Dig into your yard in New Orleans and you’re likely to find more than dirt: bricks, oyster shells, rusted nails, chunks of concrete, even the occasional talismanic jar. The same holds true in just about any Louisiana city old enough to carry layers of history, where the ground may hide remnants of old homes, debris from demolished buildings, or earth added to raise the land above flood levels.
What’s less visible are the contaminants that may be lurking in that soil. That concern has grown as more Louisianans take up backyard gardening.
Home gardening exploded during the COVID-19 pandemic. The LSU AgCenter’s 2023 report estimates there are more than 625,000 home gardens in the state.
According to Joe Willis, a horticulture extension agent with the AgCenter, pandemic demand spurred the creation of a free 10-week online gardening course. Step one in the course: soil.
“If you take care of your soil, and your soil is in good condition, and of course, your garden is located in the right place, your plants are going to grow,” Willis said.
But gardeners should also make sure their soil is safe for humans. Urban soil can carry invisible hazards, particularly in areas with a history of industrial or commercial use.
Pepper plants grow as students tend their raised gardening beds at LSU’s Hill Farm, which is a 5-acre sliver of the agricultural land on the east side of the campus, Monday Nov. 8, 2021, in Baton Rouge, La. LSU created the community garden for students to grow vegetables and herbs. Kiki Fontenot and Ed Bush are the LSU faculty overseeing this garden.
“Especially in older neighborhoods, we recommend people do a soil test,” Willis said.
For about $11, the AgCenter’s test can measure pH, nutrients and levels of heavy metals like lead, mercury and cadmium. Lead is the most common contaminant in soil.
“The soil from those lead paints 50, 60 or more years ago, it’s still in that top 1- to 2-inch layer of soil,” Willis said. “It is persistent.”
Soil is likely to contain high levels of lead if it is near any structure built before 1978, when lead-based paint was taken off the market, or if an old building was demolished on the site. Pesticides containing lead were often used on fruit trees, so land close to old orchards is also of concern. Soils near heavily trafficked roadways can also be laced with contaminants. Yards near old dry cleaners, which used harmful chemicals and any site with industrial fill or construction debris may also pose a risk.
The primary concern with gardening in contaminated soil is exposure by stirring it up, said Willis. But food grown in the soil may also absorb it.
Vegetables vary in how much they absorb metals. Plants like sunflowers are known to draw lead from soil and are sometimes used to clean up contaminated areas. Fruiting crops like tomatoes, peppers and squash tend to be safe in mildly contaminated soil.
But root vegetables and leafy greens carry a higher risk. Roots can absorb lead from the soil, and leafy greens are easily contaminated by soil splashing or contact during gardening.
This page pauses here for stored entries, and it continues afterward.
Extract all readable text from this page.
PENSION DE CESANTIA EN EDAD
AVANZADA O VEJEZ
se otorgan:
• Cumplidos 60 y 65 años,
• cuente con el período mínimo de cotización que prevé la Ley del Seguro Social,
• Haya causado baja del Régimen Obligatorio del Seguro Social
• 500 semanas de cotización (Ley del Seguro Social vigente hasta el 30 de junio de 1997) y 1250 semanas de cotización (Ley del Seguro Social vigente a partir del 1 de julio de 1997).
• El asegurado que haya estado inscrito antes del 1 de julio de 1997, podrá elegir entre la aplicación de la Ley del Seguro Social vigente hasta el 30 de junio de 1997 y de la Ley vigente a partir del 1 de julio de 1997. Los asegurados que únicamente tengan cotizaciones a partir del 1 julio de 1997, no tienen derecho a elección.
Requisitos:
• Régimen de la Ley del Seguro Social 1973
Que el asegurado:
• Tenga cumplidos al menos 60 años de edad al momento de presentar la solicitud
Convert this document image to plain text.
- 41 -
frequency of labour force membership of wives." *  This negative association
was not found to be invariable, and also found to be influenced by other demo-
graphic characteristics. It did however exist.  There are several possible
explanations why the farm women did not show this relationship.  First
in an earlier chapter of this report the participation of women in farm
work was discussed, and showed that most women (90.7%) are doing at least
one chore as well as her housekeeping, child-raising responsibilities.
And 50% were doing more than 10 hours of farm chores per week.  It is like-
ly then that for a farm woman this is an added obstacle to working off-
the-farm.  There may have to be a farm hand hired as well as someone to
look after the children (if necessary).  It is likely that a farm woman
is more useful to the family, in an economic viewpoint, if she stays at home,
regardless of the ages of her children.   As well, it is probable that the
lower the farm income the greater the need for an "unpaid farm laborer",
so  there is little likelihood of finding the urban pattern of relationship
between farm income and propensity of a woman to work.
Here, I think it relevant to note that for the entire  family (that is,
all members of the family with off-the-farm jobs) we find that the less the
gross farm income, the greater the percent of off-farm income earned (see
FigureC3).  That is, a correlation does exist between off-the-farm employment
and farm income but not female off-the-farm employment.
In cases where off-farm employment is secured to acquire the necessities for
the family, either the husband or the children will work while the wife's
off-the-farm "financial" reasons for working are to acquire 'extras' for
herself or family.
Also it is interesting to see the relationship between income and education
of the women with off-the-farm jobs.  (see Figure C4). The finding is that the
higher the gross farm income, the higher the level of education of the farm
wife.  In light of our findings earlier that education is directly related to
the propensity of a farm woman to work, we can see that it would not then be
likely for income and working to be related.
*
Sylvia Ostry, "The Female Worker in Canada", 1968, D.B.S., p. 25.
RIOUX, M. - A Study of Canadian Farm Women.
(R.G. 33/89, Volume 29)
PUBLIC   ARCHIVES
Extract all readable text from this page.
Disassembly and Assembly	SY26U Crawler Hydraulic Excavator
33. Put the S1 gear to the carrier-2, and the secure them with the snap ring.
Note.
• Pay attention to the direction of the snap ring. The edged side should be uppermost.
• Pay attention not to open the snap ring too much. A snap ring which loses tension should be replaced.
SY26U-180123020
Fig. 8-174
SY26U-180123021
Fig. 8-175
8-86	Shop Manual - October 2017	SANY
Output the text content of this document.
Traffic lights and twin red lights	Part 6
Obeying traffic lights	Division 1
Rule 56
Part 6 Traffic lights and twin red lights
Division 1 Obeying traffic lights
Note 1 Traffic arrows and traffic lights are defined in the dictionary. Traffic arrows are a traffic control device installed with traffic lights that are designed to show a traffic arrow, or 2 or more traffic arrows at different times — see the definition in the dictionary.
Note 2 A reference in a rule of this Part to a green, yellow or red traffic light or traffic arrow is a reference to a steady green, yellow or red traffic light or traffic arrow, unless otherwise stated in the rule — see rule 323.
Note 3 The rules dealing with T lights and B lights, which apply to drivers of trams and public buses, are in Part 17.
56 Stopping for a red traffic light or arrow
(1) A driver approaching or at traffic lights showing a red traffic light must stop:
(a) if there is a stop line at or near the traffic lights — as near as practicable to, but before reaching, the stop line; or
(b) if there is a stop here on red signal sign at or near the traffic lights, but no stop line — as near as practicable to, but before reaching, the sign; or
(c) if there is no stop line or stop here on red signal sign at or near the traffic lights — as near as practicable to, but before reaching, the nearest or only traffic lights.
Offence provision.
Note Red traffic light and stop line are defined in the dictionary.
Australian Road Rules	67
Results from the AgCenter’s soil test can be used with guidance from the Environmental Protection Agency to decide what kind of plants are safe to grow there.
Container beds are typically safer, and can also offer the benefit of controlling the quality of soil and the amount of water your plants get, Willis said. But what kind of container you use also matters, said Melissa Gonzales, an exposure scientist and chair of environmental health sciences at Tulane University.
Raised beds should be at least 12 inches deep and contain a good quality topsoil or garden soil mix.
Gonzales once stopped to warn to a neighbor who was building raised beds out of old railroad ties, which are commonly treated with chemicals to prevent decay.
“I just had to stop and tell him,” Gonzales said. “I told him, ‘Please, don’t eat those vegetables.’”
When in doubt, both Gonzales and Willis recommend raised beds constructed from materials such as plastic wood, metal or lumber you know has not been treated with harmful chemicals. It should also be filled with soil you know is free from contaminants.
“You don’t want to have chronic, low-level lead exposure, even if it’s below detectable, for children, pregnant women, anybody really,” Gonzales said.
The AgCenter recommends a minimum of 8 inches of soil in raised beds to prevent roots from growing into the native soil below. For most vegetables, 12 inches is more ideal, and 18 inches is what Willis recommends for root vegetables.